Рано утром, на шестой день болезни, после кризиса, Жозефина Львовна очнулась. В окне светло мерцало белое небо, шел отвесный дождь, шелестел, журчал по желобам.
Мокрая ветка тянулась вдоль стекла, и лист на самом конце все вздрагивал под дождевыми ударами, нагибался, ронял с зеленого острия крупную каплю, вздрагивал опять, и опять скатывался влажный луч, свисала длинная, светлая серьга, падала…
И Жозефине казалось, что дождевая прохлада течет по ее жилам, она не могла оторвать глаза от струящегося неба — и дышащий, млеющий дождь был так приятен, так умилительно вздрагивал лист, что захотелось ей смеяться, — смех наполнил ее, — но еще был беззвучным, переливался по телу, щекотал нёбо — вот-вот вырвется сейчас…
Что-то зацарапало и вздохнуло, слева, в углу комнаты… Вся дрожа от смеха, растущего в ней, она отвела глаза от окна, повернула лицо: на полу ничком лежала старушка в черном платке, серебристые подстриженные волосы сердито тряслись, она ерзала, совала руку под шкаф, куда закатился клубок шерсти.
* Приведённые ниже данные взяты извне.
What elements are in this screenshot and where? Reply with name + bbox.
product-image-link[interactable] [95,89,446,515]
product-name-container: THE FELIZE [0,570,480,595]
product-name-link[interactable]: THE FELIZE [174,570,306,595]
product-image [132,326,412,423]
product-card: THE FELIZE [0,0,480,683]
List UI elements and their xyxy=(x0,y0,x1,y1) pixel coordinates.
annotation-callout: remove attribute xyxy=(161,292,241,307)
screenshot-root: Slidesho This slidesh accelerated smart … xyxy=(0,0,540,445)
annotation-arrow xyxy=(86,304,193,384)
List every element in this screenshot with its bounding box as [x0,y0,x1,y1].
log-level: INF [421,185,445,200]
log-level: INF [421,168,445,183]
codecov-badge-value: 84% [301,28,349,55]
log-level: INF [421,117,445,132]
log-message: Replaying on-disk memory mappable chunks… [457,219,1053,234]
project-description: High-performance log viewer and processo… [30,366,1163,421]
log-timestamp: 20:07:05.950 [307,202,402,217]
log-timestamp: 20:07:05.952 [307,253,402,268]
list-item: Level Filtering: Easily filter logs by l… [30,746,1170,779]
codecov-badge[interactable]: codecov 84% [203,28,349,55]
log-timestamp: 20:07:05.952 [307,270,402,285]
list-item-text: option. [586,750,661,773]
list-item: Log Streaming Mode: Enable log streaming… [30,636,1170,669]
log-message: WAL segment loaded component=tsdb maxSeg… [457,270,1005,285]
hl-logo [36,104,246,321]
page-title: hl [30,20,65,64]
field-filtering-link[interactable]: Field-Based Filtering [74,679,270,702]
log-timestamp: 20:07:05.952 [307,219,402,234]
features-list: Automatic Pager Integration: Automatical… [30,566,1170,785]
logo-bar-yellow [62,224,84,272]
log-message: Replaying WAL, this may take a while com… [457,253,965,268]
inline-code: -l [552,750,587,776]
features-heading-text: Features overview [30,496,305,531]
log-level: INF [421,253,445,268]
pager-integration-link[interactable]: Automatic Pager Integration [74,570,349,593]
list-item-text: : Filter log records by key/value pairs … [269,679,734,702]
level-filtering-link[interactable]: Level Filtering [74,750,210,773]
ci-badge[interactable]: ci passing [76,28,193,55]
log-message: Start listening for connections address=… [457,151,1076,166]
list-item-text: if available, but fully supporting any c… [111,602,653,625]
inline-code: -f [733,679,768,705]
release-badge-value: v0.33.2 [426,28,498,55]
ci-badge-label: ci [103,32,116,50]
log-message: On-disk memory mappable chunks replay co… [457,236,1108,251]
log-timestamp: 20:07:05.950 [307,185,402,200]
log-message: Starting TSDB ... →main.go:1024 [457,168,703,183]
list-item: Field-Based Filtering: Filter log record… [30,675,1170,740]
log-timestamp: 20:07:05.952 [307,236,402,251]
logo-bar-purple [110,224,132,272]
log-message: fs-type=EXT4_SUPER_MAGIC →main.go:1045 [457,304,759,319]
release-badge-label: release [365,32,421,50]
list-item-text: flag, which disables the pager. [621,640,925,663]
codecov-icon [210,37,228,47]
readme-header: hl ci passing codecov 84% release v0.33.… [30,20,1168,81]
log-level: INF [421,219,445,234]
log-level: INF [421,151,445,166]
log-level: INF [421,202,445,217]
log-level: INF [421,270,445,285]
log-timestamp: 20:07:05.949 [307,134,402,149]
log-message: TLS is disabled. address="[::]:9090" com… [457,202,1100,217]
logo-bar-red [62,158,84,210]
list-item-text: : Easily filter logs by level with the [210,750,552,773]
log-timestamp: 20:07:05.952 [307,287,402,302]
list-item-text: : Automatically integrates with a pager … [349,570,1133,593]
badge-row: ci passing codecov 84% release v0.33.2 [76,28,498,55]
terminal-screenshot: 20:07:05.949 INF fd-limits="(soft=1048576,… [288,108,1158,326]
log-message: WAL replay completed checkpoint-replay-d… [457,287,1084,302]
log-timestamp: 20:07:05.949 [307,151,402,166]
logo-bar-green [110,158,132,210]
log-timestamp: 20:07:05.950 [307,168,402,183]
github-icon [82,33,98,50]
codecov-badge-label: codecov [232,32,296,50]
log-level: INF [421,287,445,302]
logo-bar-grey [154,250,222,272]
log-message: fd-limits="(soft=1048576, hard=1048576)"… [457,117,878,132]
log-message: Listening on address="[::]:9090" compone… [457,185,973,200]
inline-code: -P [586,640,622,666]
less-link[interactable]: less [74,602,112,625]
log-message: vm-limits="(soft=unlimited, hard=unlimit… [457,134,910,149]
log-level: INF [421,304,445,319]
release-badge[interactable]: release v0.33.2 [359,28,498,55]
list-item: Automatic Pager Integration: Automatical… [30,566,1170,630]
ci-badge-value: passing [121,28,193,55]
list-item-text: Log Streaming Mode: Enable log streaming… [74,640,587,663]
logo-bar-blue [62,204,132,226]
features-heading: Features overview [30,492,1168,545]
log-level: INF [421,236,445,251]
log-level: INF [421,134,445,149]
Черная нить ползла из-под шкафа к стулу, где остались спицы и недовязанный чулок.
И, увидя черную спину м-ль Финар, ерзающие ноги, сапожки на пуговицах, — Жозефина выпустила прорывающийся смех, затряслась, воркуя и задыхаясь, под пуховиком своим, чувствуя, что воскресла, что вернулась издалека, из тумана счастия, чудес, пасхального великолепия.